Saturday, April 7, 2012

>CAIRN INDIA: Alert: Second KG Onshore Discovery; Encouraging Prospects


 KG basin discovery: +ve, but materiality to be established over time — Cairn has announced its second oil discovery (out of 6 wells drilled) in its onshore KG basin block KG-ONN-2003/1 (Cairn – 49%, ONGC – 51%). As per management, this represents the largest onshore discovery in the KG basin, and total oil in-place from both discoveries is expected to be in excess of c550 mmboe. However, given the tight reservoir, recovery factors are likely to be low (c10%), which could increase over time with fracking. Management indicated that the good quality of crude (light oil, low viscosity) could aid in development and recovery, though the decision to go in for development, and eventually production, could still be some time away. Based on an EV/boe of US$7-8 (we now value Rajasthan upsides at US$8.5/boe, a 25% discount to the imputed EV/boe for core MBA), this could add ~Rs5-6/sh to our NAV for Cairn.
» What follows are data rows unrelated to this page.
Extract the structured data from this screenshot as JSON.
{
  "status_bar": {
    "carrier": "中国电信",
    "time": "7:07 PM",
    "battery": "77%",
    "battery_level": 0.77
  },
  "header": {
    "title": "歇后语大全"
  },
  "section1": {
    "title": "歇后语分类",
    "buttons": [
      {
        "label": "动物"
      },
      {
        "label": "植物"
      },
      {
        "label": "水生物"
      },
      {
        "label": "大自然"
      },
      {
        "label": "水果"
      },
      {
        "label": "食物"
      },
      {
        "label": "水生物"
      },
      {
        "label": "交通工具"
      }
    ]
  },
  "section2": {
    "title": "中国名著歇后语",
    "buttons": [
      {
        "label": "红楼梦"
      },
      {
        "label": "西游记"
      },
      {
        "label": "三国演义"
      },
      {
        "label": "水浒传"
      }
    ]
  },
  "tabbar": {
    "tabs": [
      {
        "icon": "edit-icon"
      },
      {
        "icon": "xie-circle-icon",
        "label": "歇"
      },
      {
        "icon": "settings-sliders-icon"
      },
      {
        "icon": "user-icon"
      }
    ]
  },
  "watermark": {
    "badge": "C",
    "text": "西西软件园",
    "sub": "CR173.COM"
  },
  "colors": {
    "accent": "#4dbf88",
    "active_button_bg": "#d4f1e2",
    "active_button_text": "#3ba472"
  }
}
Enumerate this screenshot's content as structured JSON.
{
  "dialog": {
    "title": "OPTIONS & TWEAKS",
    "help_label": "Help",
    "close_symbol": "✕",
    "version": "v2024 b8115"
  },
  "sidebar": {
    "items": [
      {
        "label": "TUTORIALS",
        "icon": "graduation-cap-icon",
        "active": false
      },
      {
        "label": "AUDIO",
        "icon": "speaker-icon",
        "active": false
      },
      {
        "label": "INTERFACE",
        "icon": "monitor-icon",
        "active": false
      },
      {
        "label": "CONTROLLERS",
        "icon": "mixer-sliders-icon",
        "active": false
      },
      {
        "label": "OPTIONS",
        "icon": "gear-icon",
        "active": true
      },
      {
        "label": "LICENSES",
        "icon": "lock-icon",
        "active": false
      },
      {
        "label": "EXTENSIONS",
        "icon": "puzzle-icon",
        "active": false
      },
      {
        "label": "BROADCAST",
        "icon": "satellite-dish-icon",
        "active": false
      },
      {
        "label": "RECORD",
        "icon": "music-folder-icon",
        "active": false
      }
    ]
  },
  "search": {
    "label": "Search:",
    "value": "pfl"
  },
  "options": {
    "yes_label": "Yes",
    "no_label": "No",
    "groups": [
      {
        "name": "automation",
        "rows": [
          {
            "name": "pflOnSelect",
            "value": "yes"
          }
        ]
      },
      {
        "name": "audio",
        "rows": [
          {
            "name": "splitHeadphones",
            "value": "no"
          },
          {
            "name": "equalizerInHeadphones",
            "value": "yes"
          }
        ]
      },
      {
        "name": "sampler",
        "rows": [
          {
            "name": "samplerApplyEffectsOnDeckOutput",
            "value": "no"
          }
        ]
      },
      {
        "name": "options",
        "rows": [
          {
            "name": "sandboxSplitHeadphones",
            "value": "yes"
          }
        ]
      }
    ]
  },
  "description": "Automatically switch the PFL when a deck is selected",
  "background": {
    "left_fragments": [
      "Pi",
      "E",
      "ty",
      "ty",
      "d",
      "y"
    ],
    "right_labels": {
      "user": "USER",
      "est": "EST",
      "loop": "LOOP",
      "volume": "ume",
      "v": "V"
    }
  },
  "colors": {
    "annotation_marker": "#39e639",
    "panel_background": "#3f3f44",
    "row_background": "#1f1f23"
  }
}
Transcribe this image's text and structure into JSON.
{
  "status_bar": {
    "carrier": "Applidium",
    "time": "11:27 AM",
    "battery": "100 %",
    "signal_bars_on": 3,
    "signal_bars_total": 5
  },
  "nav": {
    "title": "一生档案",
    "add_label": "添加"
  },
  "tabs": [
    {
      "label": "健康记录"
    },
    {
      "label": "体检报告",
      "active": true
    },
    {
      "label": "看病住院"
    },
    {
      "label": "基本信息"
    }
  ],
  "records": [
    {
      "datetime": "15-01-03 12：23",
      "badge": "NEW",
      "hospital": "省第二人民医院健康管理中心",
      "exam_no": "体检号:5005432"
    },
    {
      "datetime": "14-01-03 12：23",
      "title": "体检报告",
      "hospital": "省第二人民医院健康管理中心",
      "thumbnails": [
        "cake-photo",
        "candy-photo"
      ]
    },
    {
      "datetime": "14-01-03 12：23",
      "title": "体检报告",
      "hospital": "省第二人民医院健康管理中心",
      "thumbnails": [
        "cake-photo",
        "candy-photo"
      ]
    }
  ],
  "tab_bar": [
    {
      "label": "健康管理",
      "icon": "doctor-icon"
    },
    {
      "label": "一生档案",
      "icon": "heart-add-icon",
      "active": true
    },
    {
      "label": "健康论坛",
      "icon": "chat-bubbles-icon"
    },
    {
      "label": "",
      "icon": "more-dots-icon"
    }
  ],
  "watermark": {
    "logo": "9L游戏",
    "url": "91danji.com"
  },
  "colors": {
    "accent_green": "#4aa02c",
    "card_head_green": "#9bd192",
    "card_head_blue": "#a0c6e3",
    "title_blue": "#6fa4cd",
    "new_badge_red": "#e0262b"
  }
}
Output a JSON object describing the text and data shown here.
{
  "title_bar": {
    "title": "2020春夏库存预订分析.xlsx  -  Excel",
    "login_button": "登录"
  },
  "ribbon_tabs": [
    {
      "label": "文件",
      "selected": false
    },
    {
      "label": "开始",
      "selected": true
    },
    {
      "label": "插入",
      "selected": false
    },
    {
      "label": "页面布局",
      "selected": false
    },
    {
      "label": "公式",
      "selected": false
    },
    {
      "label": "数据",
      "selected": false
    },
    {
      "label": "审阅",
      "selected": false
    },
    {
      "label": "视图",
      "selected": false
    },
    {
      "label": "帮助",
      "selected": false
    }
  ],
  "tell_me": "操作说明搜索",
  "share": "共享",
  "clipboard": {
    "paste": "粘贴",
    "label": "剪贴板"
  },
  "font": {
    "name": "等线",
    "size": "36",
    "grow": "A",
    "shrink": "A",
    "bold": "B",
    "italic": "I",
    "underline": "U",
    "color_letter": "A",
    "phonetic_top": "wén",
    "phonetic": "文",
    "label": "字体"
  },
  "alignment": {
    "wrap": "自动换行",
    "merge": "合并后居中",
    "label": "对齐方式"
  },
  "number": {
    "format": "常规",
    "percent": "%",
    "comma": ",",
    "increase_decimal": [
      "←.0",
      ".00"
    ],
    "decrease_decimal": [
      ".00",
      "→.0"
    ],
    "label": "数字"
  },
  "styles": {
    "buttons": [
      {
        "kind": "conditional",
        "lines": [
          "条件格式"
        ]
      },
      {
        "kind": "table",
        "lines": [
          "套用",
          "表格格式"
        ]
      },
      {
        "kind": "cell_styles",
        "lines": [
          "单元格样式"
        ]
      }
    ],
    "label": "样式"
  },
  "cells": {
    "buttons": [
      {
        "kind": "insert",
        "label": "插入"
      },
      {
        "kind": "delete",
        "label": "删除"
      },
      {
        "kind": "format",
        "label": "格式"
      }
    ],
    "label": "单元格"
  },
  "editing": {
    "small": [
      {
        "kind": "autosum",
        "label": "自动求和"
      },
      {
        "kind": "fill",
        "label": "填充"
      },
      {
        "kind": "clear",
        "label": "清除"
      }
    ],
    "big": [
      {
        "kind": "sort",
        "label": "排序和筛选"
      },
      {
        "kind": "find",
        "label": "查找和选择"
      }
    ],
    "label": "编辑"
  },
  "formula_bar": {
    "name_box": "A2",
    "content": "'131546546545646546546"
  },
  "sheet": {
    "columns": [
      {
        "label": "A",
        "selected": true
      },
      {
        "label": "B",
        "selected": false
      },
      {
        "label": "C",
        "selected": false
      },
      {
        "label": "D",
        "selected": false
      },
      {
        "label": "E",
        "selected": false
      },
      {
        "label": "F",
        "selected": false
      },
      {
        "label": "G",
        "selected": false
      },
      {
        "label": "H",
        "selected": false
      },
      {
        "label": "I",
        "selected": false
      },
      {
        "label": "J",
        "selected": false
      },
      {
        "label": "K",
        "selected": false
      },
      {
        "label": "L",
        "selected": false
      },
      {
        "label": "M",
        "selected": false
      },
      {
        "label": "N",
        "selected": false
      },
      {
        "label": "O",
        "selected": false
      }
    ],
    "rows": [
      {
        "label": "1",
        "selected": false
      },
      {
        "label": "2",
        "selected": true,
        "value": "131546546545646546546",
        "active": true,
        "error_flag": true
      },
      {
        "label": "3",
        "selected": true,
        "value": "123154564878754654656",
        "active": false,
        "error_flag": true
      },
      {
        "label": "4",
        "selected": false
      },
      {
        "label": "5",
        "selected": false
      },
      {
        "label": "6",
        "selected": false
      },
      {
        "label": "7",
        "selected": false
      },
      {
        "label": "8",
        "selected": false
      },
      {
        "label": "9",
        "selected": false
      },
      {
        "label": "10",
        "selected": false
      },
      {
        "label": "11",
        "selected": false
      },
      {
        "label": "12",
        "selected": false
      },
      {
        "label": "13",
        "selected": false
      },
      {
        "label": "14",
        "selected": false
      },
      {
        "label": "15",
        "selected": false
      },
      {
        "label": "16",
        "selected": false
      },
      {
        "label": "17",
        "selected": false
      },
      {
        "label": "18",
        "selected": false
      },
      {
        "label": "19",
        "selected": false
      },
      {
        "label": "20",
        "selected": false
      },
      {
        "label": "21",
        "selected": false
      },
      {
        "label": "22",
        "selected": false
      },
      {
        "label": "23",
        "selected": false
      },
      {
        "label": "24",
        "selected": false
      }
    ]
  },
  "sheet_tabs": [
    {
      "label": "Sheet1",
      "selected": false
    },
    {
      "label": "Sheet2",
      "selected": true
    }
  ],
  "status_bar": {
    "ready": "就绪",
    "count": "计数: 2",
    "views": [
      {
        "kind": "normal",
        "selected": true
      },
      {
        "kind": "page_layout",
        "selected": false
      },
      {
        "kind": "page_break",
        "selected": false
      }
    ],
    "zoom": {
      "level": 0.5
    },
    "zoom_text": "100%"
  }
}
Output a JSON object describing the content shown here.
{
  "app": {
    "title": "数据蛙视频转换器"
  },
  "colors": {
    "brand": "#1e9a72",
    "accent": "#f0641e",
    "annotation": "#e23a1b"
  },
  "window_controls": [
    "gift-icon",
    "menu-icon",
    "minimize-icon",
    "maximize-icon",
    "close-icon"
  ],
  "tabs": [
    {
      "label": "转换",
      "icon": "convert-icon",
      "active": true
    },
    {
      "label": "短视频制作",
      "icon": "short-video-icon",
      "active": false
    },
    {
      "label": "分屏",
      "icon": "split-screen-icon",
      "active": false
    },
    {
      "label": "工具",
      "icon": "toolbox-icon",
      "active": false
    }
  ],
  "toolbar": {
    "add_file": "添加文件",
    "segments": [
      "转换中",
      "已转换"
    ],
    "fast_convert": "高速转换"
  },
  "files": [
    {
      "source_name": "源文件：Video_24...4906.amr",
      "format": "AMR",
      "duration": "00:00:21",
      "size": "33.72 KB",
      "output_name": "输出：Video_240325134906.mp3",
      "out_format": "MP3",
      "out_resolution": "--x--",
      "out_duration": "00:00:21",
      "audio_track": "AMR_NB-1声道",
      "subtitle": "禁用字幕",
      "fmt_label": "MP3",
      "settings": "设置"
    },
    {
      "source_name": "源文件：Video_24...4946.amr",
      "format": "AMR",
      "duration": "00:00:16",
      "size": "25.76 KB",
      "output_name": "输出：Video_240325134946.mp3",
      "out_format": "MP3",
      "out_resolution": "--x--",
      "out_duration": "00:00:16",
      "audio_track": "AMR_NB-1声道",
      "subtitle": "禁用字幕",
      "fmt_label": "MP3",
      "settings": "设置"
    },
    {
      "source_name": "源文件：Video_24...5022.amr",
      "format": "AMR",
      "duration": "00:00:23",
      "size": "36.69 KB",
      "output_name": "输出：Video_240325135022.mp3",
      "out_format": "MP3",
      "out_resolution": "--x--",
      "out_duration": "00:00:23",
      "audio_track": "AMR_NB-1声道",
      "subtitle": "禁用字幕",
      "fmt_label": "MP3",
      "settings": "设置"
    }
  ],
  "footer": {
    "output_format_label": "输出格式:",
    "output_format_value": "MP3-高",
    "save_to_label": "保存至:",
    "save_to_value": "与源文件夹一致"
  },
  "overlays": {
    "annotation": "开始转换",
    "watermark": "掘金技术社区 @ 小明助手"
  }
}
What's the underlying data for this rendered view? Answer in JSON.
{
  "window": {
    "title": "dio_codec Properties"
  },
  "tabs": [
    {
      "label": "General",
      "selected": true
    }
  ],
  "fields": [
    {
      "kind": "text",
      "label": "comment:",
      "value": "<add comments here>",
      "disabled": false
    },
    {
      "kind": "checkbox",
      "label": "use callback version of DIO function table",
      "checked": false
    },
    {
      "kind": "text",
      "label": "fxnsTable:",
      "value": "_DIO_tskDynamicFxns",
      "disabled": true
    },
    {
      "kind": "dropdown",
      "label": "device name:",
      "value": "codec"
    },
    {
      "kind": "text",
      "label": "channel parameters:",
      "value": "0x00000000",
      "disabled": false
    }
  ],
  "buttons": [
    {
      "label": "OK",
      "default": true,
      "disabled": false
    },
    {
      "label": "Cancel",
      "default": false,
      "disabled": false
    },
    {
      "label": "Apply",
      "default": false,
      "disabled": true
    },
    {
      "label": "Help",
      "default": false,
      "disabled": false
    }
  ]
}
 Rajasthan production potential of 500 kbpd? — As per a press article (source: Hindustan Times), Vedanta Chairman Mr. Anil Agarwal has written to the Prime Minister’s principal secretary Mr. Pulok Chatterjee that production from Rajasthan could reach c500 kbpd in the next few years (c150 kbpd currently). At this stage, these targets appear fairly ambitious to us, with several imponderables (geology being the primary one), and we would refrain from getting overly excited at this stage. Cairn India's guidance now stands at peak production of c240 kbpd (with a ‘significant part’ of this from MBA), while Cairn Plc has in the past indicated that this could potentially go up to c300 kbpd. Our current forecasts assume peak MBA production of 230 kbpd (by Dec’13E). Nevertheless, production growth of the envisaged magnitude, if indeed possible, would not only be an obvious +ve for longer-term volume growth but would also likely require significant incremental capex, potentially partially mitigating longerterm concerns on use of cash.


 Reiterate Buy — Our target price of Rs380 is based on an average of Citi’s crude forecast-based NAV (crude at US$125/120 over CY12/13E; long-term of US$80), which yields a value of Rs383/sh, and the forward curve-based NAV, which yields a value of Rs414/sh. We build an additional 5% discount to NAV to account for uncertainty regarding use of cash. We reiterate Buy on the stock which, in our view, offers the best hedge against crude, currency, and (to some extent) inflation. Key near term catalysts are approvals for Mangala ramp-up and expected dividend policy announcement. Cairn remains our top large-cap pick in the sector.